Selon les calculs de l'association, les exportations potentielles pour la saison 2026/2027 pourraient atteindre près de 52 millions de tonnes — soit 11 millions de plus qu'à la saison précédente. Mais le mot « potentiellement » est ici crucial. Ce scénario ne se réalise que si les ports en eaux profondes de la Grande Odessa fonctionnent à pleine capacité.
Actuellement, la situation est inverse. Depuis le 21 juillet, aucun navire n'entre dans les ports maritimes de l'Ukraine. Les autorités discutent de la reprise des « corridors de solidarité » — les mêmes routes terrestres et fluviales qui fonctionnaient avant l'ouverture du corridor maritime.
Pourquoi Odessa décide de tout
Trois ports — Pivot, Odessa et Tchornomorsk — traitent 70 % de la production agricole ukrainienne et la majorité des produits du complexe minier et métallurgique. Ensemble, ce corridor génère entre 900 millions et 1,4 milliard de dollars par mois pour l'économie.
Le secteur agricole fournit jusqu'à 60 % des revenus en devises du pays, le complexe minier et métallurgique — 15 % supplémentaires. Sans le corridor maritime, les deux secteurs ne peuvent physiquement pas fonctionner à pleine capacité : le transport ferroviaire et le transport routier ne peuvent remplacer la capacité de traitement des ports en eaux profondes pour de tels volumes de céréales et de minerai.
Le précédent de 2022
L'Ukraine a déjà connu l'arrêt des ports — à l'époque, ils n'avaient pas fonctionné pendant cinq mois. Conséquence : le PIB du pays a diminué de 6 % en un an, et l'arrêt des flux d'exportation a été l'un des facteurs de la dévaluation de la hryvnia.

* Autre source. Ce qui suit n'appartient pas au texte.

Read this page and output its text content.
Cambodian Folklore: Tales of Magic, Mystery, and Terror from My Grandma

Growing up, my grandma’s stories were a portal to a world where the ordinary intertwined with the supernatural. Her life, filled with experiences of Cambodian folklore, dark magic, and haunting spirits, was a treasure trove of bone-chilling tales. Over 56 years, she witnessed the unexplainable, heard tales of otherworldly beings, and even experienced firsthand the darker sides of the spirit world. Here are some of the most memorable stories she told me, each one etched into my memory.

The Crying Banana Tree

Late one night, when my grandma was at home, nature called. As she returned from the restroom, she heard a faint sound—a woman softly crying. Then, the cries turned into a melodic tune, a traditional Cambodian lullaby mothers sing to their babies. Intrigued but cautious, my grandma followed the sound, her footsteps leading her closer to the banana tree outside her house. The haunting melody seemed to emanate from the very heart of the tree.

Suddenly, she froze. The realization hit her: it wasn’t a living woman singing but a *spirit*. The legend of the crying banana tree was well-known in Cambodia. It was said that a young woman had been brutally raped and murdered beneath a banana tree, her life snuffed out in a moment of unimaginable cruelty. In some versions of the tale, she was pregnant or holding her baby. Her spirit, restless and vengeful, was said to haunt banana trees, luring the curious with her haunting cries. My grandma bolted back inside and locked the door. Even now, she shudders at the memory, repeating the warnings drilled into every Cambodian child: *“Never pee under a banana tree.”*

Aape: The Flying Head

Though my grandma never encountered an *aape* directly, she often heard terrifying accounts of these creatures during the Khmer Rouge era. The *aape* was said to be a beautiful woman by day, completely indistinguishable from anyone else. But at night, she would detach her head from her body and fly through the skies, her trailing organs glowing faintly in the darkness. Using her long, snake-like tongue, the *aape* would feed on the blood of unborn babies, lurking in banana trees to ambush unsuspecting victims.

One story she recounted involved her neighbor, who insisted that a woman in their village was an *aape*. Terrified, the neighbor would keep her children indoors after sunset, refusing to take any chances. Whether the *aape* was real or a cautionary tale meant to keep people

La pause actuelle est plus courte, mais le mécanisme est le même : plus longtemps les navires ne peuvent entrer dans les ports, plus les céréales s'accumulent dans les silos, plus les prix d'achat chutent pour les agriculteurs et plus la pression augmente sur la balance des paiements.
Ce qui a déjà été perdu cette saison
Selon l'évaluation de l'UZA, la récolte 2025 s'élevait à 80 millions de tonnes de céréales et de cultures oléagineuses, dont seulement 41,1 millions de tonnes ont été exportées — moins que la saison précédente (46,7 millions de tonnes) et bien moins que la saison 2023/2024 (57,5 millions de tonnes).
Les causes du déclin sont complexes : production moindre de céréales et de cultures oléagineuses, quotas d'importation de blé vers l'UE et obstacles logistiques dus aux bombardements constants. Les stocks de transition pour la nouvelle saison s'élèvent à près de 13 millions de tonnes — c'est un coussin, mais pas une solution au problème.
La récolte 2026 est déjà disponible. La question qui déterminera si elle deviendra un atout ou un fardeau mort dans les silos est : combien de temps faudra-t-il pour rétablir le mouvement à part entière des navires via la Grande Odessa — et ce corridor pourra-t-il supporter la nouvelle pression si les bombardements ne cessent pas.